1) The document provides definitions and formulas for calculating derivatives, including the derivative of a function at a point, the derivative function, and common derivatives of basic functions like polynomials, exponentials, logarithms, trigonometric functions, and inverse trigonometric functions.
2) Examples are given of calculating derivatives using the definition of the derivative, for functions like f(x)=3x^2, f(x)=x+1, and f(x)=1/x.
3) Rules are listed for calculating the derivatives of sums, products, quotients of functions using properties of derivatives.
The document defines two types of nonrectangular domains for double integrals. Type 1 is bounded by continuous functions y=f(x) and y=g(x) with a < x < b. Type 2 is bounded by continuous functions x=f(y) and x=g(y) with c < y < d. It provides an example of evaluating a double integral over a Type 1 domain bounded by y=x and y=2x-x^2, finding the volume over the domain to be 120/7. It also discusses describing the domains and the order of integration depends on the type of domain.

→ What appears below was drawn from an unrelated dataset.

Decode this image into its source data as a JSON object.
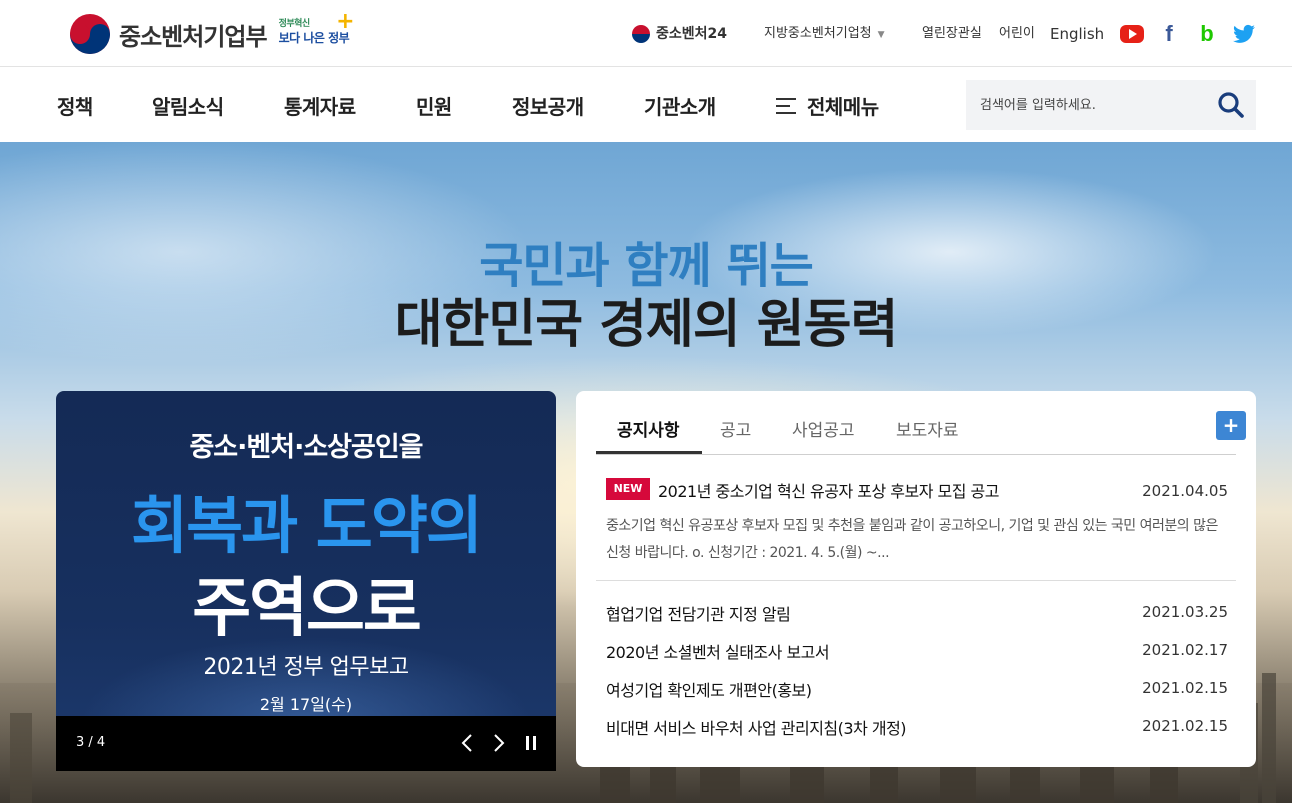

The document discusses limits and derivatives. It explains that in calculating the derivative of f(x)=x^2 - 2x + 2, the slope formula was simplified. As h approaches 0, the chords slide towards the tangent line, so the slope at (x,f(x)) is 2x-2. It then provides definitions and explanations for what it means for a variable to approach 0 from the right, left, or in general, to clarify the procedure of obtaining slopes using limits.

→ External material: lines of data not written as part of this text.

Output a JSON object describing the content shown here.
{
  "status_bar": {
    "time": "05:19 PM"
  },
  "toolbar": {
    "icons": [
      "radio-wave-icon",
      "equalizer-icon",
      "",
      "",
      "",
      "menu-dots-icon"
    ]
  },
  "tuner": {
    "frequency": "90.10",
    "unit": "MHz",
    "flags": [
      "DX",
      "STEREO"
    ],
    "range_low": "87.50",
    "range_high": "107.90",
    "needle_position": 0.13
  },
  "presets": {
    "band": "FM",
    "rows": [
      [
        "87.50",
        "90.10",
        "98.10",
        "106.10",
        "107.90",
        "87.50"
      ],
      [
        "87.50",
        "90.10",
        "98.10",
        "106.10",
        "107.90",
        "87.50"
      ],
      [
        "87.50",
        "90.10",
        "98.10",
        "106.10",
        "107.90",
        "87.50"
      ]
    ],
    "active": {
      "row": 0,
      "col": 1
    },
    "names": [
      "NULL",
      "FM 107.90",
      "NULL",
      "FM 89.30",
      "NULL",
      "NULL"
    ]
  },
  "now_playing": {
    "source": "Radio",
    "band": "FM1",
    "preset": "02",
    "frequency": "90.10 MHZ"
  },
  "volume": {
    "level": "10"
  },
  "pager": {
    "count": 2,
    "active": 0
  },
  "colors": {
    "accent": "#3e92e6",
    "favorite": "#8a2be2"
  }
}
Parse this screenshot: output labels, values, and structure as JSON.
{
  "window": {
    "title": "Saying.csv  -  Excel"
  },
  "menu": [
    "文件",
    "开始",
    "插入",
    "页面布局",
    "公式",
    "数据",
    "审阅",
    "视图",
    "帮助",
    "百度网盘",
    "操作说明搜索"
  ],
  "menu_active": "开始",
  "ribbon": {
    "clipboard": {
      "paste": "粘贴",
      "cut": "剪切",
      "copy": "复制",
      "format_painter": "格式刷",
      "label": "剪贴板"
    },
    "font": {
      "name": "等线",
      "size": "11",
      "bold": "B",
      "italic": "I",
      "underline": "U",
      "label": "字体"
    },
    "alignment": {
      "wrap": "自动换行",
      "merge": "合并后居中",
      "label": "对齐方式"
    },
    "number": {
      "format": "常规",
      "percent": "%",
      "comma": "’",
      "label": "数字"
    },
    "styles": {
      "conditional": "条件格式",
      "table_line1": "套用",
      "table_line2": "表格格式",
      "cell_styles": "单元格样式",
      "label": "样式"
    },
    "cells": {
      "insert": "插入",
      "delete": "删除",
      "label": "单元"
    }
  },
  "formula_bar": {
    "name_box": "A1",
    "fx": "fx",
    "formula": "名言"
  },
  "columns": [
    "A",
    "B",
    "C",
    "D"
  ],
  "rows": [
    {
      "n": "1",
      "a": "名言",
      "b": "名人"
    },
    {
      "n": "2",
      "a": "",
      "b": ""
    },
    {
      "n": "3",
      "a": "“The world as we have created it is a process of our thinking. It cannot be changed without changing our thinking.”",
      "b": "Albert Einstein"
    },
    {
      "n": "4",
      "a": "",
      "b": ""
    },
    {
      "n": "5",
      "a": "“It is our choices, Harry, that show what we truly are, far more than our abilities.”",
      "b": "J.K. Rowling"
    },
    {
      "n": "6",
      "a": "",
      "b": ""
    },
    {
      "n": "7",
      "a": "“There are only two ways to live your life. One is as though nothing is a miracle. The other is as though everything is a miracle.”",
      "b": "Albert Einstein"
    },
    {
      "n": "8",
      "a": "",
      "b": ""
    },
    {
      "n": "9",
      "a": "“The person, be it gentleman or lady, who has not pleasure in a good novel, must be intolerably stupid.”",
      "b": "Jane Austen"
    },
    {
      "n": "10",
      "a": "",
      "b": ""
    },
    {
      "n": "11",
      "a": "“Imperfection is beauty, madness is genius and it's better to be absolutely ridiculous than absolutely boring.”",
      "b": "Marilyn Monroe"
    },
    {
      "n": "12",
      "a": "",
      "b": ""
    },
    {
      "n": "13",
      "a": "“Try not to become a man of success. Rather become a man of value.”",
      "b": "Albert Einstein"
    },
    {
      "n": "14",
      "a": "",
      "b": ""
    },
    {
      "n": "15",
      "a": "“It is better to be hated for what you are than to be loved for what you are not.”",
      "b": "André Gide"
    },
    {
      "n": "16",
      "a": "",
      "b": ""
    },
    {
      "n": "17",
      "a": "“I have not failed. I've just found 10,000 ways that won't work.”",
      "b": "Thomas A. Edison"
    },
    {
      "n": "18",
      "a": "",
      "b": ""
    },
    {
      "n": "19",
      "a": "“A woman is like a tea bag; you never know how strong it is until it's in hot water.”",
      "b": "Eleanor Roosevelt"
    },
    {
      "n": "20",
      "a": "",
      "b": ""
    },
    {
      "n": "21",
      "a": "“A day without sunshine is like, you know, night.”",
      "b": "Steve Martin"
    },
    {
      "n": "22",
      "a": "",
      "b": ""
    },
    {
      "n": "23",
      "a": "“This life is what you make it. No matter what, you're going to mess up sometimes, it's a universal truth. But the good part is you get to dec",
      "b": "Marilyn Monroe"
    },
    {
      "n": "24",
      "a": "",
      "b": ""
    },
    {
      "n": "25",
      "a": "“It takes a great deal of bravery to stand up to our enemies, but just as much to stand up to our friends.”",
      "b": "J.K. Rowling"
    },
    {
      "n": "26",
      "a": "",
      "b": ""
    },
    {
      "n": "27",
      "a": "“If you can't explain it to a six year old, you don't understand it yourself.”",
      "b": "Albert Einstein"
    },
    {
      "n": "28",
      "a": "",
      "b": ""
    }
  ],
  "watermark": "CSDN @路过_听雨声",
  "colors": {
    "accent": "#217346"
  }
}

1. A differential equation is an equation that relates an unknown function with some of its derivatives. The document provides a step-by-step example of solving a differential equation to find the xy-equation of a curve with a given gradient condition.

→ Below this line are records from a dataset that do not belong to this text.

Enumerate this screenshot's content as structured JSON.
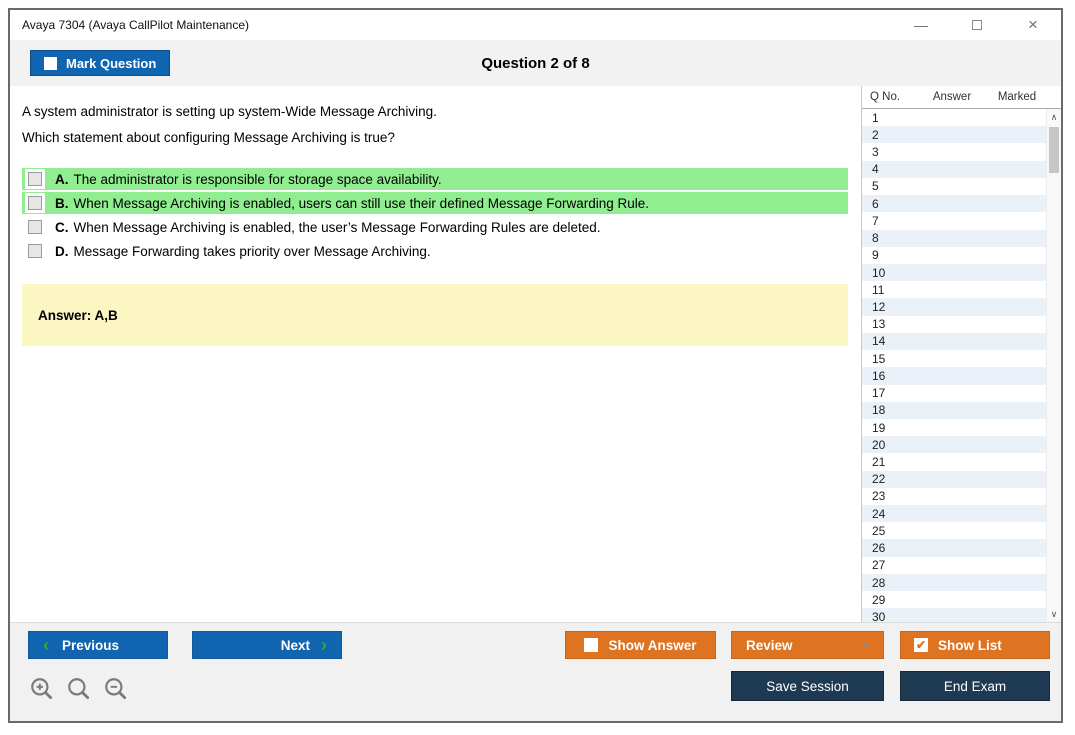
{
  "window": {
    "title": "Avaya 7304 (Avaya CallPilot Maintenance)"
  },
  "header": {
    "mark_question_label": "Mark Question",
    "question_counter": "Question 2 of 8"
  },
  "question": {
    "line1": "A system administrator is setting up system-Wide Message Archiving.",
    "line2": "Which statement about configuring Message Archiving is true?"
  },
  "options": [
    {
      "letter": "A.",
      "text": "The administrator is responsible for storage space availability.",
      "highlighted": true,
      "checked": false
    },
    {
      "letter": "B.",
      "text": "When Message Archiving is enabled, users can still use their defined Message Forwarding Rule.",
      "highlighted": true,
      "checked": false
    },
    {
      "letter": "C.",
      "text": "When Message Archiving is enabled, the user’s Message Forwarding Rules are deleted.",
      "highlighted": false,
      "checked": false
    },
    {
      "letter": "D.",
      "text": "Message Forwarding takes priority over Message Archiving.",
      "highlighted": false,
      "checked": false
    }
  ],
  "answer_box": {
    "label": "Answer: A,B"
  },
  "question_list": {
    "headers": {
      "q_no": "Q No.",
      "answer": "Answer",
      "marked": "Marked"
    },
    "rows": [
      {
        "q": "1",
        "answer": "",
        "marked": ""
      },
      {
        "q": "2",
        "answer": "",
        "marked": ""
      },
      {
        "q": "3",
        "answer": "",
        "marked": ""
      },
      {
        "q": "4",
        "answer": "",
        "marked": ""
      },
      {
        "q": "5",
        "answer": "",
        "marked": ""
      },
      {
        "q": "6",
        "answer": "",
        "marked": ""
      },
      {
        "q": "7",
        "answer": "",
        "marked": ""
      },
      {
        "q": "8",
        "answer": "",
        "marked": ""
      },
      {
        "q": "9",
        "answer": "",
        "marked": ""
      },
      {
        "q": "10",
        "answer": "",
        "marked": ""
      },
      {
        "q": "11",
        "answer": "",
        "marked": ""
      },
      {
        "q": "12",
        "answer": "",
        "marked": ""
      },
      {
        "q": "13",
        "answer": "",
        "marked": ""
      },
      {
        "q": "14",
        "answer": "",
        "marked": ""
      },
      {
        "q": "15",
        "answer": "",
        "marked": ""
      },
      {
        "q": "16",
        "answer": "",
        "marked": ""
      },
      {
        "q": "17",
        "answer": "",
        "marked": ""
      },
      {
        "q": "18",
        "answer": "",
        "marked": ""
      },
      {
        "q": "19",
        "answer": "",
        "marked": ""
      },
      {
        "q": "20",
        "answer": "",
        "marked": ""
      },
      {
        "q": "21",
        "answer": "",
        "marked": ""
      },
      {
        "q": "22",
        "answer": "",
        "marked": ""
      },
      {
        "q": "23",
        "answer": "",
        "marked": ""
      },
      {
        "q": "24",
        "answer": "",
        "marked": ""
      },
      {
        "q": "25",
        "answer": "",
        "marked": ""
      },
      {
        "q": "26",
        "answer": "",
        "marked": ""
      },
      {
        "q": "27",
        "answer": "",
        "marked": ""
      },
      {
        "q": "28",
        "answer": "",
        "marked": ""
      },
      {
        "q": "29",
        "answer": "",
        "marked": ""
      },
      {
        "q": "30",
        "answer": "",
        "marked": ""
      }
    ]
  },
  "footer": {
    "previous_label": "Previous",
    "next_label": "Next",
    "show_answer_label": "Show Answer",
    "review_label": "Review",
    "show_list_label": "Show List",
    "save_session_label": "Save Session",
    "end_exam_label": "End Exam"
  },
  "icons": {
    "minimize_glyph": "—",
    "close_glyph": "×",
    "chevron_left_glyph": "‹",
    "chevron_right_glyph": "›",
    "triangle_up_glyph": "▲",
    "check_glyph": "✔",
    "scroll_up_glyph": "∧",
    "scroll_down_glyph": "∨"
  },
  "colors": {
    "accent_blue": "#1164AF",
    "accent_orange": "#DE7321",
    "navy": "#1E3A52",
    "highlight_green": "#90EE90",
    "answer_yellow": "#FCF6C3",
    "row_alt_blue": "#EAF1F8",
    "bar_gray": "#F2F2F2",
    "chevron_green": "#2FAE2F"
  }
}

2. The key steps are: (1) write the derivative term as a fraction, (2) integrate both sides, (3) apply the initial condition to determine the constant term, (4) write the final function relationship.
3. Common types of differential equations discussed are separable first order equations, where the derivative terms can be isolated by dividing both sides.
The document discusses double integrals and their use in calculating volumes. It explains that double integrals allow calculating the volume of a solid over a domain D by integrating the height function f(x,y) over D. Three methods are provided: integrating cross-sectional areas A(x) or A(y) with respect to x or y; directly using the fundamental theorem of calculus by partitioning D into subrectangles and summing the approximate volumes; and writing the calculation as a double integral of f(x,y) over D.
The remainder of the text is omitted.